Хлеборобы нас не уважали, ха-ха!
Рожь, пшеницу мы изгложем,
Кукурузу уничтожим,
На полях останется труха, ха-ха!»
Возможно, всё это было немного попозже, однако имело самое непосредственное отношение к 1956 году и его событиям.
В наших учебниках для третьего класса уже не было портретов вождя и учителя всех народов. Четырнадцатого февраля 1956 года, когда я ещё училась во втором классе, прямо в день открытия ХХ съезда меня приняли в пионеры, несмотря на то, что мне ещё не исполнилось девять лет. Ведь я же была круглая отличница, и мне простили недостающие полтора месяца. Нас принимали в пионеры в музее М.И.Калинина – двухэтажном зелёном особняке на Моховой, напротив нынешней станции метро «Боровицкая». Там со мной произошёл любопытный случай. Мать купила мне алый шёлковый галстук. Все наши галстуки находились в руках у нашей старшей пионервожатой. Среди этих галстуков оказался один старенький, ситцевый, с оторванным кончиком. Когда нам стали повязывать галстуки, этот старенький и рваный галстук повязали мне. Я очень огорчилась и обиделась, но мне тут же его поменяли. А потом выступила бабушка одного из моих одноклассников, Валерки Варакина, славненького, но очень среднего мальчика, и рассказала, что она была одной из самых первых пионерок в стране и что этот самый старенький галстук ей на шею повязал сам Владимир Ильич Ленин. Ей хотелось, чтобы её внук вступил в пионеры, надев именно этот галстук. А получилось так, что эта бесценная реликвия некоторое время украшала мою шею, и по сути дела, в пионеры в этом галстуке вступила я, потому что он был на мне, когда мы произносили клятву юного пионера.

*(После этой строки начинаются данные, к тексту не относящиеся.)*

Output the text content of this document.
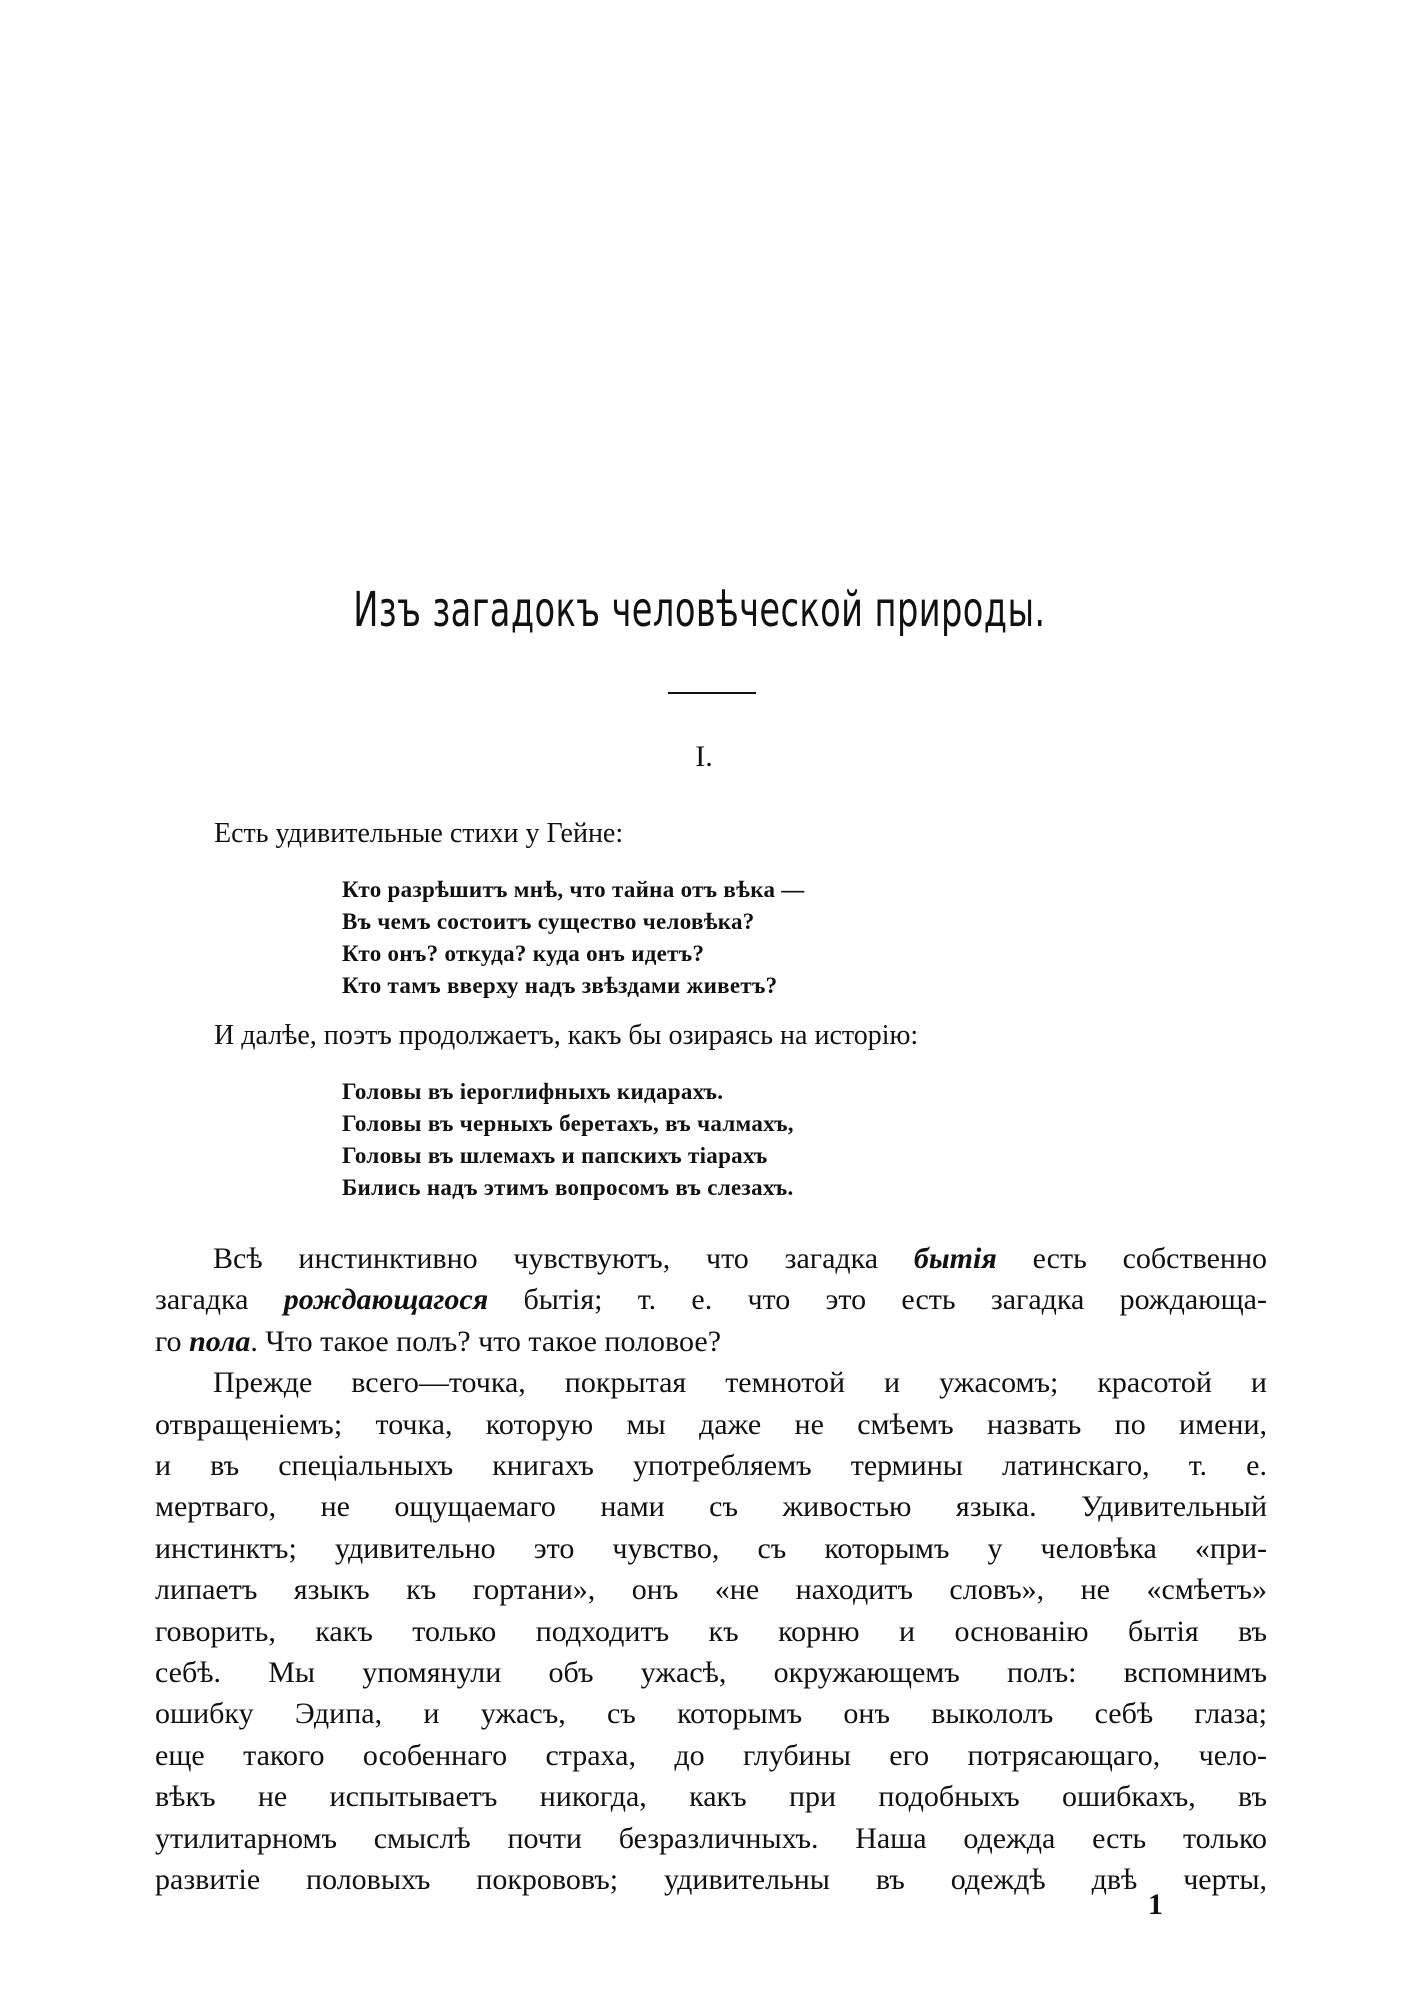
Изъ загадокъ человѣческой природы.
I.
Есть удивительные стихи у Гейне:
Кто разрѣшитъ мнѣ, что тайна отъ вѣка —
Въ чемъ состоитъ существо человѣка?
Кто онъ? откуда? куда онъ идетъ?
Кто тамъ вверху надъ звѣздами живетъ?
И далѣе, поэтъ продолжаетъ, какъ бы озираясь на исторію:
Головы въ іероглифныхъ кидарахъ.
Головы въ черныхъ беретахъ, въ чалмахъ,
Головы въ шлемахъ и папскихъ тіарахъ
Бились надъ этимъ вопросомъ въ слезахъ.
Всѣ инстинктивно чувствуютъ, что загадка бытія есть собственно
загадка рождающагося бытія; т. е. что это есть загадка рождающа-
го пола. Что такое полъ? что такое половое?
Прежде всего—точка, покрытая темнотой и ужасомъ; красотой и
отвращеніемъ; точка, которую мы даже не смѣемъ назвать по имени,
и въ спеціальныхъ книгахъ употребляемъ термины латинскаго, т. е.
мертваго, не ощущаемаго нами съ живостью языка. Удивительный
инстинктъ; удивительно это чувство, съ которымъ у человѣка «при-
липаетъ языкъ къ гортани», онъ «не находитъ словъ», не «смѣетъ»
говорить, какъ только подходитъ къ корню и основанію бытія въ
себѣ. Мы упомянули объ ужасѣ, окружающемъ полъ: вспомнимъ
ошибку Эдипа, и ужасъ, съ которымъ онъ выкололъ себѣ глаза;
еще такого особеннаго страха, до глубины его потрясающаго, чело-
вѣкъ не испытываетъ никогда, какъ при подобныхъ ошибкахъ, въ
утилитарномъ смыслѣ почти безразличныхъ. Наша одежда есть только
развитіе половыхъ покрововъ; удивительны въ одеждѣ двѣ черты,
1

Когда мы вышли из музея, уже пионерами, все наши мальчишки, невзирая на мороз, расстегнули вороты своих пальтишек, чтобы всем было видно, что они в пионерских галстуках. А мы, девочки, им завидовали. Вот такие мы были идейные!
Итак, я заново познакомилась со второй папиной сестрой – Еленой Львовной Ждановой. Папа привёл меня к ней в гости в её полуподвальную квартирку на Тверском бульваре. Тётин дом находился в двух шагах от Никитских ворот, после старого здания ТАСС, в глубине двора. Мы обычно доезжали от Сокольников до станции метро «Библиотека Ленина», переходили на станцию «Арбатская», а оттуда шли пешком по Суворовскому бульвару до Никитских ворот. Я обожала и обожаю новую «Арбатскую». Как много ни было бы на ней народу, она никогда не кажется переполненной. Она светлая, немножко купеческая, благодаря своей красно-бело-золотой расцветке; на ней много скамеек для сиденья, и пол выложен мрамором разных расцветок, и по нему очень удобно было прыгать по квадратикам одинакового цвета. Когда же эскалатор выносил нас наверх, в вестибюль, навстречу нам выплывал чудесный мозаичный портрет Сталина в натуральную величину. Сталин был изображён в полной форме генералиссимуса, и сам он словно бы выходил навстречу нам из-за красной бархатной портьеры. Портрет был выполнен очень искусно, но после ХХ съезда его не то скололи, не то покрыли штукатуркой. Я видела, как там пытались создать какую-то другую мозаику, но видимо, дело не пошло, и сейчас там красуется пустой гипсовый картуш во всю стену.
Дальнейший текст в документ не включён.